The spotlight is once again on Meta Platforms as a landmark shareholder trial kicked off this week in Delaware. Investors are seeking over $8 billion in damages, claiming the company’s board, including founder Mark Zuckerberg, failed to protect the company and its users during a privacy scandal that rocked Facebook in 2019.
In 2019, Facebook, now Meta, reached a $5 billion settlement with the FTC to resolve accusations it had violated a 2012 agreement to better protect user privacy. While the penalty was historic, it notably excluded Zuckerberg from personal liability. That, investors now argue, was a red flag.
The current trial alleges that Meta’s board not only failed to prevent the misuse of user data but also acted to shield Zuckerberg from consequences. Plaintiffs, a group of institutional investors including union pension funds, claim the board’s inaction caused Meta to absorb billions in fines and legal fees unnecessarily.
Inside the courtroom: Board actions under fire
On the first day of the nonjury trial, former Meta board member and current White House Chief of Staff Jeffrey Zients was the first to testify. He defended the board’s decision-making, stating that while the FTC initially pushed for “tens of billions of dollars,” the $5 billion settlement was a strategic move to protect the company’s long-term growth.
Zients emphasized that Zuckerberg had done nothing wrong and that keeping him was critical for the company’s direction.
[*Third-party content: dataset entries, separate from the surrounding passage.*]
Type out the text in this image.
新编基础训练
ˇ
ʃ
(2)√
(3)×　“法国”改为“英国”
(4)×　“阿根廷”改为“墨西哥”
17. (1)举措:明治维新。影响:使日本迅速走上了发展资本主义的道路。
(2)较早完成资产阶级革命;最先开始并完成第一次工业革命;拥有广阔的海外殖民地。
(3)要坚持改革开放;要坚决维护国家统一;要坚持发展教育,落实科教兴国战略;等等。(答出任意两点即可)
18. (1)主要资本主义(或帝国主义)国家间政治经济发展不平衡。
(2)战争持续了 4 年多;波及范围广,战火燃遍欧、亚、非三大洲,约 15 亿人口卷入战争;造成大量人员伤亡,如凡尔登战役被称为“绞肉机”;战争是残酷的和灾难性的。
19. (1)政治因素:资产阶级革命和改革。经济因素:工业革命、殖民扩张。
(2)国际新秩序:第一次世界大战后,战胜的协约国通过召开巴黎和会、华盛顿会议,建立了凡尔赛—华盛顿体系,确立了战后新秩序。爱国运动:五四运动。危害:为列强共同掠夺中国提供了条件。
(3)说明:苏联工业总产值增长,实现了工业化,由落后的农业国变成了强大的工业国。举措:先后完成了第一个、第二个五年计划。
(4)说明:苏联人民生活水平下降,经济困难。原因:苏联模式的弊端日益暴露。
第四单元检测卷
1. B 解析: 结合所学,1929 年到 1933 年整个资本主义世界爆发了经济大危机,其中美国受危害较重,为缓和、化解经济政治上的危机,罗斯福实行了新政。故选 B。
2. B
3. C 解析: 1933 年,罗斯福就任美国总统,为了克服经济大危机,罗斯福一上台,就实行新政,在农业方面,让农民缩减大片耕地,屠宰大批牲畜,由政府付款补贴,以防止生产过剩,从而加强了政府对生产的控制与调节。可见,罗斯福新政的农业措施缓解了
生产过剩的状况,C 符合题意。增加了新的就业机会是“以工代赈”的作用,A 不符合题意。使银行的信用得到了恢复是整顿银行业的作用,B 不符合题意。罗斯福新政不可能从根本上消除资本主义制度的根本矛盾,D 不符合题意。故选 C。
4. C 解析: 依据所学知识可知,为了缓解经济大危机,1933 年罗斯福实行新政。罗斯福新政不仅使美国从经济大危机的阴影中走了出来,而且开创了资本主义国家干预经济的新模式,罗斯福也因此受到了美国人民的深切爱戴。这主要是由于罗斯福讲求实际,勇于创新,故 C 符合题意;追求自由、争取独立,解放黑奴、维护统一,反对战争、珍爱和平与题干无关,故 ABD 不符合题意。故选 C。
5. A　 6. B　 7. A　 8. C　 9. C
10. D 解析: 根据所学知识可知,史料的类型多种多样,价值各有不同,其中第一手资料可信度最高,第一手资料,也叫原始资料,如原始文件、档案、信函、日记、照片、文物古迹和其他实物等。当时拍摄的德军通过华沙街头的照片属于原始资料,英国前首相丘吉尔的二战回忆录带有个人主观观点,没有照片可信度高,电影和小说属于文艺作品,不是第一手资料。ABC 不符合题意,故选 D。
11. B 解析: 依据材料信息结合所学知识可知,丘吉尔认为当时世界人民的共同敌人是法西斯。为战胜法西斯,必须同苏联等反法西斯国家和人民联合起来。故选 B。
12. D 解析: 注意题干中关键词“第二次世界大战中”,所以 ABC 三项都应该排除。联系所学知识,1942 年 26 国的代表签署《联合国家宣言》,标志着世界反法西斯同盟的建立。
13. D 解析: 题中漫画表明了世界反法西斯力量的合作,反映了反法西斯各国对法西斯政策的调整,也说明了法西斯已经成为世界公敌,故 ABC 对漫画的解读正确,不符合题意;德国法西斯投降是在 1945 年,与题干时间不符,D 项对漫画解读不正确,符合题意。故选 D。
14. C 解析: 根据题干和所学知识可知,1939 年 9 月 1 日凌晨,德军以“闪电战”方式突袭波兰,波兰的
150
However, plaintiffs argue the board’s willingness to pay such a large sum without pushing back or pursuing other options signaled negligence.
Legal experts say the case is built around what’s known as a “Caremark claim,” a rarely successful legal theory in Delaware law that accuses directors of failing their duty to oversee corporate operations. This trial marks one of the few times such a case has reached court.
Bigger implications for shareholders and corporate boards
The trial is drawing national attention not just because of Meta’s profile, but because of what’s at stake for corporate governance more broadly. If the shareholders succeed, it could open the door to more lawsuits challenging how boards respond to internal crises, especially when top executives are also controlling shareholders.
Adding to the tension, Delaware recently passed reforms to limit shareholder challenges in some cases, a move partially driven by growing concerns over tech company influence. Notably, venture capital firm Andreessen Horowitz, co-founded by defendant Marc Andreessen, announced it’s moving from Delaware to Nevada, citing what it called “uncertainty” in the state’s courts following high-profile cases like Elon Musk’s Tesla pay ruling.
Meta’s leadership under legal microscope
Judge Kathaleen McCormick, who famously voided Musk’s $56 billion compensation package earlier this year, is overseeing the trial and will decide on both liability and potential damages. While a decision isn’t expected for months, the outcome could have ripple effects across Silicon Valley and beyond.
For now, Meta is staying quiet, reiterating only that it’s invested billions into privacy improvements since 2019. But the courtroom battle is just beginning, and with billions of dollars on the line, the stakes for Meta’s board and the future of corporate accountability couldn’t be higher.